This project demonstrates the power of convolutional neural networks (CNNs) for recognizing handwritten digits. The user interface is built using the Streamlit framework, which provides an interactive and user-friendly experience. The application is hosted on two platforms for easy access:
- Streamlit Deployment - fast launch time
- Google Cloud Platform (GCP) using Container Registry and Cloud Run - longer launch time
Name: Demo_Projects_CNN_digits_recognition_Benbhk
Description: A handwriting digits recognition app that uses a CNN to identify numbers drawn by users.

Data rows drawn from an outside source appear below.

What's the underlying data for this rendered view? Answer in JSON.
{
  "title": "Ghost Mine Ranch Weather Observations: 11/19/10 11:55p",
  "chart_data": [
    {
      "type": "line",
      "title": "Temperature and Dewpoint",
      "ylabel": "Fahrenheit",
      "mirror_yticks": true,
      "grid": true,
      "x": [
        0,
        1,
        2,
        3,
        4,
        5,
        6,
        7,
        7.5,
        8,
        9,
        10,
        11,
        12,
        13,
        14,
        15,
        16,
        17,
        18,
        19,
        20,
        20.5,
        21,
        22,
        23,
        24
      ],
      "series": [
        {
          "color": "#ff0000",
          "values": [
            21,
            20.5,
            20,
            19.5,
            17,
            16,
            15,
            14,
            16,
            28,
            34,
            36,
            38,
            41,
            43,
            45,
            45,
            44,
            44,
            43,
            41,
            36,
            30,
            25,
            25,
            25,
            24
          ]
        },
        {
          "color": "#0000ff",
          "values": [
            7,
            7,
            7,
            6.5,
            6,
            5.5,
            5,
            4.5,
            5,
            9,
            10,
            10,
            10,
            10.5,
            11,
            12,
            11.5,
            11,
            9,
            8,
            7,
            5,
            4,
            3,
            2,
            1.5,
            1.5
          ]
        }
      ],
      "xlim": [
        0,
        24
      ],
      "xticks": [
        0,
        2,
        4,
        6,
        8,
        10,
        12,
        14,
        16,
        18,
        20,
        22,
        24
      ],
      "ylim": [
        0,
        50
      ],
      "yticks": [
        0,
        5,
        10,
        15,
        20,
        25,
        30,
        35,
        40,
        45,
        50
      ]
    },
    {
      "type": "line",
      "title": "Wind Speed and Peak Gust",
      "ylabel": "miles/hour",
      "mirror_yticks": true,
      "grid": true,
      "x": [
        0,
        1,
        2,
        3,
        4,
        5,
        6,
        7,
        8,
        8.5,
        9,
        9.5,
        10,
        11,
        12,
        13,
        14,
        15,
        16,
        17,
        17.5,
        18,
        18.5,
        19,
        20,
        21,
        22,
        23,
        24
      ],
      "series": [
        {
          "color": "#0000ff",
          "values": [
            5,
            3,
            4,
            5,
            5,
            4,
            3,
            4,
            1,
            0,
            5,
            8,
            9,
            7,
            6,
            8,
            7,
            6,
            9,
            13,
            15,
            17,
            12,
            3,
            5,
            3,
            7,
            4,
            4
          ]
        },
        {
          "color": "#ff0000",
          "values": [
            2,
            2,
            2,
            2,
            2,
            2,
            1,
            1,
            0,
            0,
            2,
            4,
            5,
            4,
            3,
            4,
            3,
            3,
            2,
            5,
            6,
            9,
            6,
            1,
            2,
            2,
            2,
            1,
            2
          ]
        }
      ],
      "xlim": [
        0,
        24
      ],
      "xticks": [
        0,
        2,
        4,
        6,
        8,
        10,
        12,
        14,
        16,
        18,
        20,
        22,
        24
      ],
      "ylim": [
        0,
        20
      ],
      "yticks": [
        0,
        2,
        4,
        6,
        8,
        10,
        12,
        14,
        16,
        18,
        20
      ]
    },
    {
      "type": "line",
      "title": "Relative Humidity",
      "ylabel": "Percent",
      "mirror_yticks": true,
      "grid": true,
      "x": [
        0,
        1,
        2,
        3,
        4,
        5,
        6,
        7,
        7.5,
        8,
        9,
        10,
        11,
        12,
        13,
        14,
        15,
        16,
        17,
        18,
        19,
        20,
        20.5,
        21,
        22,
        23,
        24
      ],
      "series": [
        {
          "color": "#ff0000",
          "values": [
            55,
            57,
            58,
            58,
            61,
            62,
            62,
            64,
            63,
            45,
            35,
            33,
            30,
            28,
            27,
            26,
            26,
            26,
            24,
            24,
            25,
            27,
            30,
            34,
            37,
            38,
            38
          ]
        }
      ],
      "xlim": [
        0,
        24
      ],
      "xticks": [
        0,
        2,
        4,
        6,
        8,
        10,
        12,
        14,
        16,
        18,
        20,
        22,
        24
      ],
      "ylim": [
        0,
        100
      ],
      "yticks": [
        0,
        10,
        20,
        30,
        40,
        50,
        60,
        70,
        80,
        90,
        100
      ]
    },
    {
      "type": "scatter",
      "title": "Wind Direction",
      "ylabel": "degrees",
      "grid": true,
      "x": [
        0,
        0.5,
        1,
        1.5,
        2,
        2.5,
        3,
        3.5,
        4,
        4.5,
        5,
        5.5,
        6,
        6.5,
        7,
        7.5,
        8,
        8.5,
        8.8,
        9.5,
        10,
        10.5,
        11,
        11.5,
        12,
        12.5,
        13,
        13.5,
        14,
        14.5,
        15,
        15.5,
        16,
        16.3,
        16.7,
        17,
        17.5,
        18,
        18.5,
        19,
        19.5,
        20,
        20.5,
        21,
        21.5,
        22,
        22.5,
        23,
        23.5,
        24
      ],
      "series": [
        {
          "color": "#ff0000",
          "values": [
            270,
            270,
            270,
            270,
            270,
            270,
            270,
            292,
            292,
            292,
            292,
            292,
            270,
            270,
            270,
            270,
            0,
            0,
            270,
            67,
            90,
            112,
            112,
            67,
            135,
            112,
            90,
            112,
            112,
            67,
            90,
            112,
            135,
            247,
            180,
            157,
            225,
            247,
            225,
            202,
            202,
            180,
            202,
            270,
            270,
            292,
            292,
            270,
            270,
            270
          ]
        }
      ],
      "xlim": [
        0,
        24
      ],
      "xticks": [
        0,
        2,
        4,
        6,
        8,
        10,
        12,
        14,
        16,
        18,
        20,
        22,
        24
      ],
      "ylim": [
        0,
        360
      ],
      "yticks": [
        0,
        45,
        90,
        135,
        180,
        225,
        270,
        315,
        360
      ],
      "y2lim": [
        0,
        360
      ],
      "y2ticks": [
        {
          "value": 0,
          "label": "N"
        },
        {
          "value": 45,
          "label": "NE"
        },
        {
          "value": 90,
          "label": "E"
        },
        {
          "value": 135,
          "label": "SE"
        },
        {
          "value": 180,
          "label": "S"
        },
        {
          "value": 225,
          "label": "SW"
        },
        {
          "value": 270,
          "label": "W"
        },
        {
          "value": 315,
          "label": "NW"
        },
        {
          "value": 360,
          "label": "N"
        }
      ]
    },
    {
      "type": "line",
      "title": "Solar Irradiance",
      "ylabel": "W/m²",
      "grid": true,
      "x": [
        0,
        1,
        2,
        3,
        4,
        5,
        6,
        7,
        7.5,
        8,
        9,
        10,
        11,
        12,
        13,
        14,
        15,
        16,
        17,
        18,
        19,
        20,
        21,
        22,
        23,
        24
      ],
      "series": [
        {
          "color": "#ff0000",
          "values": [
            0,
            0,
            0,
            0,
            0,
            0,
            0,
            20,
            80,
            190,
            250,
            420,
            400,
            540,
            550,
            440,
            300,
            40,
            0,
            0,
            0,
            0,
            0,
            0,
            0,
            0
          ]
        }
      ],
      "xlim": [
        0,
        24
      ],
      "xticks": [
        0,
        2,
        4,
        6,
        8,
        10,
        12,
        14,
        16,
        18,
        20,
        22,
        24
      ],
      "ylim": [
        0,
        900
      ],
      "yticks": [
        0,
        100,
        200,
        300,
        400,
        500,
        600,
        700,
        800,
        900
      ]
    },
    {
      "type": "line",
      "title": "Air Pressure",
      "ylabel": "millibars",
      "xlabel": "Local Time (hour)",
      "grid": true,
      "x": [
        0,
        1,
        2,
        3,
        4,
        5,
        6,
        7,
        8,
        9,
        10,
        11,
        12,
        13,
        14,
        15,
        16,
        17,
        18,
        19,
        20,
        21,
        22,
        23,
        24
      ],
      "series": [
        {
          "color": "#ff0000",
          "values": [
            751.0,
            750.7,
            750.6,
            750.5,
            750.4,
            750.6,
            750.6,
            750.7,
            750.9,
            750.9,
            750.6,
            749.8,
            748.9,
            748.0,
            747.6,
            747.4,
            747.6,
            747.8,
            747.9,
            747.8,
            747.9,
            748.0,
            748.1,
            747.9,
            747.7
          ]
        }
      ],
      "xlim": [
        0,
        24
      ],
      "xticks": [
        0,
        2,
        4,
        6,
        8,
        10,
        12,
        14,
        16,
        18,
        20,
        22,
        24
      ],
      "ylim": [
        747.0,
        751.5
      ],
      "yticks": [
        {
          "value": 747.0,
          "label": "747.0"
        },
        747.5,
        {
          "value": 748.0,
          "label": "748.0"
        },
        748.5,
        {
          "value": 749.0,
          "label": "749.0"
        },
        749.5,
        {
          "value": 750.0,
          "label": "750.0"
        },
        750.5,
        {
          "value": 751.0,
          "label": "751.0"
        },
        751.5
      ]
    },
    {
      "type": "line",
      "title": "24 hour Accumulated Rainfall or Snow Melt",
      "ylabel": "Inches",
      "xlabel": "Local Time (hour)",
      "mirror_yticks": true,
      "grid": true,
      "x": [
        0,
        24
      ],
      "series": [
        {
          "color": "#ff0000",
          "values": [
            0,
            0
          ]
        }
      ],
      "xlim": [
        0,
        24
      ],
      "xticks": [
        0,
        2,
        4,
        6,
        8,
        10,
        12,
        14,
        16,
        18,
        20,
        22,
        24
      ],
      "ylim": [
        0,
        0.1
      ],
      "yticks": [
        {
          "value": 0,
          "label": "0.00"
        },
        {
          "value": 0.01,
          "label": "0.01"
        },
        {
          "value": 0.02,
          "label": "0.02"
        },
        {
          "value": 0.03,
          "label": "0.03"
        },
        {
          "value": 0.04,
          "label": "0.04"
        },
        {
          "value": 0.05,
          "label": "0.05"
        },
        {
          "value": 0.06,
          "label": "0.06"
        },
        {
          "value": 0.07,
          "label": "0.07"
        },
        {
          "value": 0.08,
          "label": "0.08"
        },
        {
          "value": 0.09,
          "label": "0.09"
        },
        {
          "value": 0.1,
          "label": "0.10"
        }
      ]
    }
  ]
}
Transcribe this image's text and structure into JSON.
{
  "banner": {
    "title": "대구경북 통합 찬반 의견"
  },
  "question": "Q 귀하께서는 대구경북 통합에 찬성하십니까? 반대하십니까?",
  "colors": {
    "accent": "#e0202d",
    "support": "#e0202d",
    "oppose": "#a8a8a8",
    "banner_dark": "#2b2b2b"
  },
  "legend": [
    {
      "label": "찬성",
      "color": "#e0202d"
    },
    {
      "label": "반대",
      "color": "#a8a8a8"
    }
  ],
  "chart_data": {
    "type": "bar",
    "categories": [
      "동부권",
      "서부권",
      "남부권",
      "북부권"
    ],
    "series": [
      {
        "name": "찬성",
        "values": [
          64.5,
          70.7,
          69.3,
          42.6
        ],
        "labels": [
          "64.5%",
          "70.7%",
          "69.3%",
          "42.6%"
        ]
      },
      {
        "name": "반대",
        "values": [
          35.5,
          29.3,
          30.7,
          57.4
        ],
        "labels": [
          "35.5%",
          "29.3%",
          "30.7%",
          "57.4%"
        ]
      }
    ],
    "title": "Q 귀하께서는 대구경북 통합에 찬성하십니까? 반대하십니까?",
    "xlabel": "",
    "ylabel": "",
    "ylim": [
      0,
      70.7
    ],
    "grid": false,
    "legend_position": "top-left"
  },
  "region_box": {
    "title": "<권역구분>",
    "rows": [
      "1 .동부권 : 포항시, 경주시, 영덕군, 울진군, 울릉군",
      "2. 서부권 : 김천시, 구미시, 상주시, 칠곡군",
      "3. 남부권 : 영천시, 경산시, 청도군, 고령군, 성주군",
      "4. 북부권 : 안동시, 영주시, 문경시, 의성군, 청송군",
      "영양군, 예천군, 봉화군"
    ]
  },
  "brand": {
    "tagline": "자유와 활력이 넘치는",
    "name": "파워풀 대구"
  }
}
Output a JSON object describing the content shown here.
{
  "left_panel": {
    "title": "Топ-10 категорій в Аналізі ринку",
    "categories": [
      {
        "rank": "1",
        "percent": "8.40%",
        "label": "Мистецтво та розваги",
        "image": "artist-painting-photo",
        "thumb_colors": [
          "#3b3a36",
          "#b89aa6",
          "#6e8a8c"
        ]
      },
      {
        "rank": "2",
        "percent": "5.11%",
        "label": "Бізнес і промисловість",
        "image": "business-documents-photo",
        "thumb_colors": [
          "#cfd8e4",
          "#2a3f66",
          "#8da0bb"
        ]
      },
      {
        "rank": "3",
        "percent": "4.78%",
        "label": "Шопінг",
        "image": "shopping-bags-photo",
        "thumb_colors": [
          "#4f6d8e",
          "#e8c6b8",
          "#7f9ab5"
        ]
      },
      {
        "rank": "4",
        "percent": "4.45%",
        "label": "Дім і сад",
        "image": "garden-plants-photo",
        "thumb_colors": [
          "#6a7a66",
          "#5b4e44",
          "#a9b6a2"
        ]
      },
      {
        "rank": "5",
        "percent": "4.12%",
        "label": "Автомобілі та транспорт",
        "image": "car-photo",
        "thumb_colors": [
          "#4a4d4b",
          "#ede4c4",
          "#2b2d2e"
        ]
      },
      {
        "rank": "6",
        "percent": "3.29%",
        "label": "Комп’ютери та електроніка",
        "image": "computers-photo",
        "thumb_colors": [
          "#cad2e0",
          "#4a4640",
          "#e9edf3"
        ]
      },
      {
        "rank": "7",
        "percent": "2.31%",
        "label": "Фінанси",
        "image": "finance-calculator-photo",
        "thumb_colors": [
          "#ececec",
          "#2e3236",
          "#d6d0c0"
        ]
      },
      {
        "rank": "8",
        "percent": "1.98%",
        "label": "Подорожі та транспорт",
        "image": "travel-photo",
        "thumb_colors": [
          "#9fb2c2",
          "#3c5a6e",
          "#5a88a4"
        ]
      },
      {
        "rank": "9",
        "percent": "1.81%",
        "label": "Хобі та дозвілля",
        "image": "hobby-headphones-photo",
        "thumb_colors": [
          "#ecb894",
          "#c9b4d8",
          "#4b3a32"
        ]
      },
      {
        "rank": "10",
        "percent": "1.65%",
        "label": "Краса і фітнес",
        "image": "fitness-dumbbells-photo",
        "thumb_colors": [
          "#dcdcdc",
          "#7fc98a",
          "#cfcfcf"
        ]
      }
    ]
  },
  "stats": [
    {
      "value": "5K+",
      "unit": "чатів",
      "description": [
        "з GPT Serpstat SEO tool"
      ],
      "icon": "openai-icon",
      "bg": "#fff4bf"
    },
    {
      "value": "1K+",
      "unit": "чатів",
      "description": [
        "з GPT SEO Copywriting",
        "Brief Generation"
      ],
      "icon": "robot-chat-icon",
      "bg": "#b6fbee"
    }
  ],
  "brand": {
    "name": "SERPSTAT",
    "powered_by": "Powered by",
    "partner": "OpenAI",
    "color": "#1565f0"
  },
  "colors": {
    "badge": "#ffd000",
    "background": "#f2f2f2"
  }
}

Streamlit application: https://benjaminb-demo-project-cnn-digits-recognition-benbhkapp-ui0wyj.streamlit.app/
GCP application: Down for the moment
Data Source: Modified National Institute of Standards and Technology database (MNIST) - a large database of handwritten figures
Personal page: https://inky-distance-393.notion.site/f8a4416f9dc64d9ab8c677a5a32ab03d
- Interactive user interface for drawing digits
- Real-time prediction using a trained CNN model
- Displays the confidence of the prediction for each digit
- Responsive design for a seamless experience on various devices
- Python
- TensorFlow for training and using the CNN model
- Streamlit for creating the user interface
- Google Cloud Platform for hosting the application
- Heroku for hosting the application
To run the project locally, follow these steps:
- Clone the repository:
git clone https://github.com/Benjaminbhk/Demo_Project_CNN_digits_recognition_Benbhk.git
- Create a virtual environment and install the required dependencies:
python -m venv venv source venv/bin/activate pip install -r requirements.txt
- Run the Streamlit app:
streamlit run Demo_Project_CNN_digits_recognition_Benbhk/app.py
- Open a web browser and navigate to the local URL displayed in the terminal.
Feel free to contribute to this project by submitting issues, pull requests, or providing feedback on the application. Your contributions are welcome and appreciated!